After retiring from Rice University's Baker Institute for Public Policy, where he served as founding director from 1994 to 2022, Edward P. Djerejian was appointed a senior fellow at the Middle East Initiative at Harvard Kennedy School’s Belfer Center for Science and International Affairs in June 2022.
His career in the U.S. Foreign Service spanned the administrations of eight presidents, from John F. Kennedy to William J. Clinton. Djerejian is a leading expert on national security, foreign policy, public diplomacy, and the complex political, security, economic, religious, and ethnic issues of the broader Middle East. Having played a central part in the Arab-Israeli peace process and regional conflict resolution, he is the author of Danger and Opportunity: An American Ambassador’s Journey through the Middle East (2008).
After serving in Korea with the United States Army as a first lieutenant between 1961 and 1962, Djerejian joined the Foreign Service in 1962. He was staff assistant to George W. Ball, the under secretary of state, from 1962 to 1964. He next served as a political officer in Beirut, Lebanon (1966–1969) and Casablanca, Morocco (1969–1972). Between 1975 and 1977, Djerejian was assigned as consul general in Bordeaux, France. Assigned to the U.S. Embassy in Moscow from 1979 to 1981, he headed the political section during the critical period in U.S.-Soviet relations marked by the Soviet invasion of Afghanistan.
Djerejian served as deputy chief of the U.S. mission to the Kingdom of Jordan (1981–1984). He was then assigned to the White House in 1985 as special assistant to President Ronald Reagan and deputy press secretary of foreign affairs, going on to serve as deputy assistant secretary of Near Eastern and South Asian affairs (1986–1988). Djerejian served both President Reagan and President George H. W. Bush as U.S. Ambassador to the Syrian Arab Republic (1988–1991). He then served under both President Bush and President Clinton as assistant secretary of state for Near Eastern affairs (1991–1993), followed by his appointment by President Clinton as U.S. Ambassador to Israel (1993–1994). In these capacities, he played key roles in the Arab-Israeli peace process, the U.S.-led coalition against Saddam Hussein’s invasion of Kuwait, the successful efforts to end the civil war in Lebanon, the release of U.S. hostages in Lebanon, and the establishment of collective and bilateral security arrangements in the Persian Gulf.
Ambassador Djerejian graduated with a BS from the School of Foreign Service at Georgetown University in 1960. He received an honorary doctorate in the humanities from his alma mater in 1992 and a doctor of laws, honoris causa, from Middlebury College in 2004. He speaks Arabic, Russian, French, and Armenian.

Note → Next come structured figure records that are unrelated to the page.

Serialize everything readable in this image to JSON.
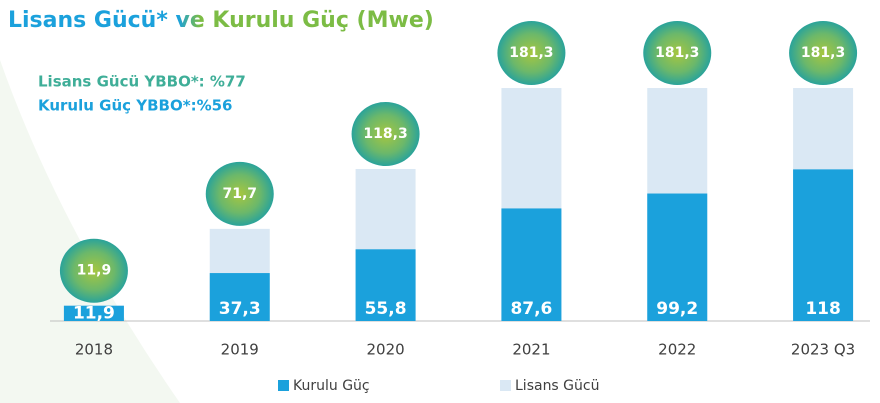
{
  "chart_data": {
    "type": "bar",
    "title": "Lisans Gücü* ve Kurulu Güç (Mwe)",
    "annotations": [
      "Lisans Gücü YBBO*: %77",
      "Kurulu Güç YBBO*:%56"
    ],
    "categories": [
      "2018",
      "2019",
      "2020",
      "2021",
      "2022",
      "2023 Q3"
    ],
    "series": [
      {
        "name": "Kurulu Güç",
        "color": "#1ba1dc",
        "values": [
          11.9,
          37.3,
          55.8,
          87.6,
          99.2,
          118
        ],
        "value_labels": [
          "11,9",
          "37,3",
          "55,8",
          "87,6",
          "99,2",
          "118"
        ]
      },
      {
        "name": "Lisans Gücü",
        "color": "#dae8f4",
        "values": [
          11.9,
          71.7,
          118.3,
          181.3,
          181.3,
          181.3
        ],
        "value_labels": [
          "11,9",
          "71,7",
          "118,3",
          "181,3",
          "181,3",
          "181,3"
        ]
      }
    ],
    "ylim": [
      0,
      200
    ],
    "legend": "bottom"
  }
}
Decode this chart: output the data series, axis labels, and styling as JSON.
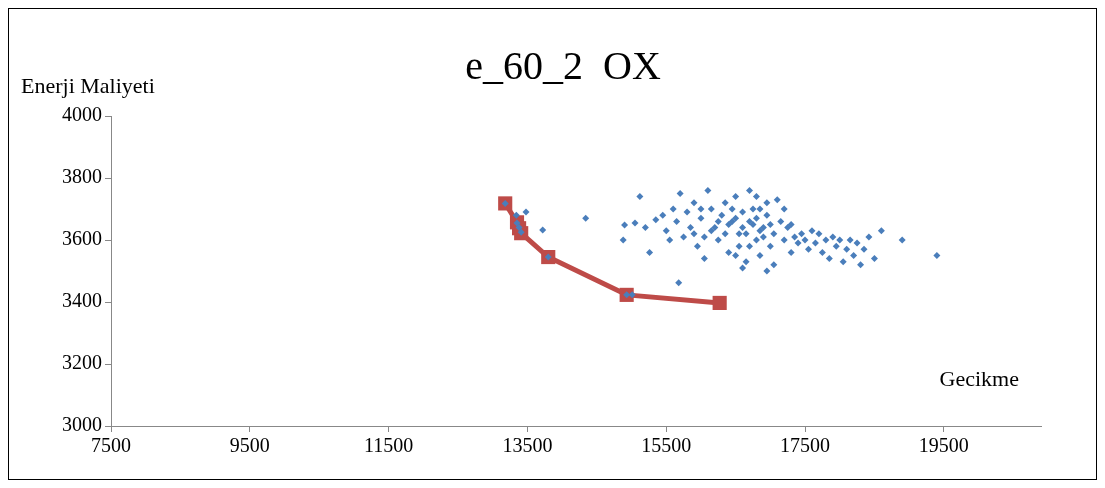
{
  "chart_data": {
    "type": "scatter",
    "title": "e_60_2  OX",
    "xlabel": "Gecikme",
    "ylabel": "Enerji Maliyeti",
    "xlim": [
      7500,
      20900
    ],
    "xticks": [
      7500,
      9500,
      11500,
      13500,
      15500,
      17500,
      19500
    ],
    "ylim": [
      3000,
      4000
    ],
    "yticks": [
      3000,
      3200,
      3400,
      3600,
      3800,
      4000
    ],
    "grid": false,
    "legend": false,
    "series": [
      {
        "type": "scatter",
        "color": "#4a7ebb",
        "marker": "diamond",
        "x": [
          13180,
          13340,
          13350,
          13380,
          13410,
          13480,
          13720,
          13800,
          14340,
          14930,
          15010,
          14900,
          14880,
          15120,
          15260,
          15680,
          15050,
          15200,
          15350,
          15450,
          15500,
          15550,
          15600,
          15650,
          15700,
          15750,
          15800,
          15850,
          15900,
          15950,
          16000,
          16050,
          16100,
          16150,
          16200,
          16250,
          16300,
          16350,
          16400,
          16450,
          16500,
          16550,
          16600,
          16650,
          16700,
          16750,
          16800,
          16850,
          16900,
          16950,
          17000,
          17050,
          17100,
          17150,
          17200,
          17250,
          17300,
          17350,
          17400,
          17450,
          17500,
          17550,
          17600,
          17650,
          17700,
          17750,
          17800,
          17850,
          17900,
          17950,
          18000,
          18050,
          18100,
          18150,
          18200,
          18250,
          18300,
          18350,
          18420,
          18500,
          18600,
          18900,
          19400,
          16400,
          16500,
          16600,
          16650,
          16700,
          16750,
          16800,
          16850,
          16900,
          16950,
          17000,
          16550,
          16450,
          16350,
          16250,
          16150,
          16050,
          16700,
          16850,
          17050,
          16950,
          16600,
          17200,
          17300,
          15900,
          16000,
          16500,
          16800
        ],
        "values": [
          3718,
          3680,
          3655,
          3640,
          3625,
          3690,
          3632,
          3545,
          3670,
          3423,
          3423,
          3648,
          3600,
          3740,
          3560,
          3462,
          3655,
          3640,
          3665,
          3680,
          3630,
          3600,
          3700,
          3660,
          3750,
          3610,
          3690,
          3640,
          3720,
          3580,
          3670,
          3540,
          3760,
          3700,
          3640,
          3600,
          3680,
          3720,
          3560,
          3660,
          3740,
          3620,
          3690,
          3530,
          3760,
          3650,
          3600,
          3700,
          3640,
          3680,
          3580,
          3620,
          3730,
          3660,
          3600,
          3640,
          3560,
          3610,
          3590,
          3620,
          3600,
          3570,
          3630,
          3590,
          3620,
          3560,
          3600,
          3540,
          3610,
          3580,
          3600,
          3530,
          3570,
          3600,
          3550,
          3590,
          3520,
          3570,
          3610,
          3540,
          3630,
          3600,
          3550,
          3650,
          3670,
          3640,
          3620,
          3660,
          3700,
          3670,
          3630,
          3610,
          3720,
          3650,
          3580,
          3700,
          3620,
          3660,
          3630,
          3610,
          3580,
          3550,
          3520,
          3500,
          3510,
          3700,
          3650,
          3620,
          3700,
          3550,
          3740
        ]
      },
      {
        "type": "line",
        "color": "#be4b48",
        "marker": "square",
        "line_style": "solid",
        "x": [
          13180,
          13350,
          13380,
          13410,
          13800,
          14930,
          16270
        ],
        "values": [
          3718,
          3657,
          3638,
          3622,
          3545,
          3423,
          3397
        ]
      }
    ]
  }
}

Djerejian has been awarded the Presidential Distinguished Service Award, the Department of State’s Distinguished Honor Award, the Ellis Island Medal of Honor, the Anti-Defamation League’s Moral Statesman Award, the Award for Humanitarian Diplomacy from Netanya Academic College in Israel, the National Order of the Cedar, bestowed by President Émile Lahoud of Lebanon, the Order of Ouissam Alaouite, bestowed by King Mohammed VI of Morocco, and the Order of Honor, bestowed by President Serzh Sargsyan of Armenia. A recipient of the Association of Rice Alumni’s Gold Medal for his service to Rice University, he is also a life member of the Baker Institute board of advisors. Djerejian is a fellow of the American Academy of Arts and Sciences, one of the nation’s oldest and most prestigious honorary societies and independent policy research centers. Djerejian has served on a number of corporate boards, including those of Global Industries, Inc., Occidental Petroleum Corporation, where he was chairman of the board from 2013 to 2015, and Baker Hughes Company. In addition to serving on the board of Carnegie Corporation of New York, he is currently a member of the boards of the Mexico Fund and Magnolia Oil & Gas Operating LLC.
Djerejian is married to the former Françoise Andrée Liliane Marie Haelters. They have a son, Gregory Peter Djerejian; a daughter, Francesca Natalia Djerejian; and four grandchildren, Isabel Alessandra Djerejian, Sebastian Edward Djerejian, Cassandra Colombe Vargas, and Camila Ava Vargas. Edward and Françoise Djerejian reside in Boston, Massachusetts.